Еще глубоким дошкольником я обожал играть в войну один – чтоб никто не мешал как следует погибнуть, красиво раскинув руки на снегу, – вся атака была только прелюдией к этому прекрасному мигу. Не мигу – я мог чуть ли не часами лежать, скорбно глядя в небо и чувствуя, как тянет под мышкой уже маловатое пальтецо, доставшееся от брата. Никогда победа не влекла меня – только прекрасная гибель. «Ты чего валяешься?» – вдруг грубо вторгнется реальность – понесло кого-то из больших с рудника прямиком через отвалы, – приходится спешно вскакивать и отряхиваться: в этом хамском мире приходится стыдиться всего высокого.
То есть трагического.
Помню, уже студентом увидел в «Литературке» фотографию Ремарка с последней женой – и уж так меня покоробила и ее фотомодельность, и его самодовольная улыбка немолодого иностранца… Я понимал, конечно, что Ремарк не обязан вечно сутулиться в обгорелой гимнастерке над остывающим телом любимой, но и так вот склабиться… В молитвенном экстазе пытаясь подгримировать отца под всепонимающего старшего друга, я уговорил и его прочесть обожаемую поэму, но отец очень скоро пожал плечами: «Пьют, пьют…» – у меня буквально слезы выступили от обиды – не столько за себя, сколько за творца этого скорбного и прекрасного мира.

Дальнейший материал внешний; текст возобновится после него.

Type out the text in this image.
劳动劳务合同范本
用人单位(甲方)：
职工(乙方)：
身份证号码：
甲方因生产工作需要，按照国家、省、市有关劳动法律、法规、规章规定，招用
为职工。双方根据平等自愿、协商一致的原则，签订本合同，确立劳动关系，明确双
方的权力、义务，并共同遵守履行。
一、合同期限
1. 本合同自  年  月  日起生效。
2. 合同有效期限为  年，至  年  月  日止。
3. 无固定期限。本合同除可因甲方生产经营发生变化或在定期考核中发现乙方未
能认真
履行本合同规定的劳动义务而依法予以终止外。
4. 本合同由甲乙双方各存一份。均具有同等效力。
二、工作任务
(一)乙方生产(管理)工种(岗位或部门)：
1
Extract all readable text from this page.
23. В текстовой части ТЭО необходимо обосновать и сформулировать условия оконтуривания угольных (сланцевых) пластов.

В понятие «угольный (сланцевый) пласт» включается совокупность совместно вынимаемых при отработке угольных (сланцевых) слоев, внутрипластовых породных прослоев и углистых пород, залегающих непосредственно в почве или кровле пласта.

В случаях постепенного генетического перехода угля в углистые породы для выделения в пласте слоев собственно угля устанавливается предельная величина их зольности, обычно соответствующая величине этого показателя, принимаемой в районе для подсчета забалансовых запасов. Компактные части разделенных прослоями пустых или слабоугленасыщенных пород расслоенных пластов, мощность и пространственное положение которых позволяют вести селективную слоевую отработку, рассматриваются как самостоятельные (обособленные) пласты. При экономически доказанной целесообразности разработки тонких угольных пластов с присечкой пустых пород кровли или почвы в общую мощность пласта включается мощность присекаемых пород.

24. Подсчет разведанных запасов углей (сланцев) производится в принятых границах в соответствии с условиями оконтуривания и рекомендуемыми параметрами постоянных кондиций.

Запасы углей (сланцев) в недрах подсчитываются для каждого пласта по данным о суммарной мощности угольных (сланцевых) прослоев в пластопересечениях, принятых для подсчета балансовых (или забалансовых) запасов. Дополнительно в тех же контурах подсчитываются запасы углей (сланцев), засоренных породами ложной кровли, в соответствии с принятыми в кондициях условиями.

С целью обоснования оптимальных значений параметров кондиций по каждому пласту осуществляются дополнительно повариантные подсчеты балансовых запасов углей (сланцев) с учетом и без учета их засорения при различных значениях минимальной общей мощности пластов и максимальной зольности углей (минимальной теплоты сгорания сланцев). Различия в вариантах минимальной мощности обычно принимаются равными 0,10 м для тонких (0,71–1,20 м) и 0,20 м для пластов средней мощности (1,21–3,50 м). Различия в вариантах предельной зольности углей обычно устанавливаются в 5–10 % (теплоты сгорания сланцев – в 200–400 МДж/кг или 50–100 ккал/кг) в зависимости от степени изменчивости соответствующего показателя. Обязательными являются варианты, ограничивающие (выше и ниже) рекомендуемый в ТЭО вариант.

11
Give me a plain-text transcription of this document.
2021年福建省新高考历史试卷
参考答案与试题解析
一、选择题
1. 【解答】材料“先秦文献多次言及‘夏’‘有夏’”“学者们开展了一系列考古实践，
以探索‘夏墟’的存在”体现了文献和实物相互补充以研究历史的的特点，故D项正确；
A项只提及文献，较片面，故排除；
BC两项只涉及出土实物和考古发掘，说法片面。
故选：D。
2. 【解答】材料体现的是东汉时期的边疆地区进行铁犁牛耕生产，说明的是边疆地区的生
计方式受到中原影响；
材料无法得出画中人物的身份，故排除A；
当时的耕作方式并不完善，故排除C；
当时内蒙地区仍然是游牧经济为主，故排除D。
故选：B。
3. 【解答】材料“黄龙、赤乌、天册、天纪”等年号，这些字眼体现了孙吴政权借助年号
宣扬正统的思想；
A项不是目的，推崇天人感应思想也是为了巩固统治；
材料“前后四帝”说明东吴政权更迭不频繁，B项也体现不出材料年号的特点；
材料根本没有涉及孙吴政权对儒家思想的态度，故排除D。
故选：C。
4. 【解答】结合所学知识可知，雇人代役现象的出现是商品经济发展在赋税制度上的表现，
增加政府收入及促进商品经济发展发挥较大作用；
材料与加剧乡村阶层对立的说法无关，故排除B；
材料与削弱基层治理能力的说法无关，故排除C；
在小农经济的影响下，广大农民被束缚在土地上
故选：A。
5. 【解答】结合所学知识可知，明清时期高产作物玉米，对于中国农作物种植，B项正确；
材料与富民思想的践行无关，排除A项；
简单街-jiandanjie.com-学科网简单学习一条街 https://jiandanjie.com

И вот, расплющившись коленями по вздутой тумбе стола, прилипнув потными локтями к покоробленной клеенке и продолжая время от времени награждать себя затрещинами, я снова глотал и глотал этот простенький наркотик, ведь только простое и можно любить без оговорок, сколько народу я перегримировал – не в трех мушкетеров, а в трех товарищей, но никто мне не дался – даже я сам. Даже чахоточная дева Катька не пожелала обратиться в Пат, хоть я и плакал однажды в морозном тамбуре, глотая из горла ледяную кашу портвейна… А я и не замечал этих перлов – «вдруг она расхохоталась сердечно и беззаботно», «я чувствовал, как меня захлестывает горячая волна», «меня обдала волна тепла и блеска, нежная, переливчатая, полная грез, тоски и молодости»… Может быть, даже тривиальная сентиментальность лучше нетривиальной мертвенности?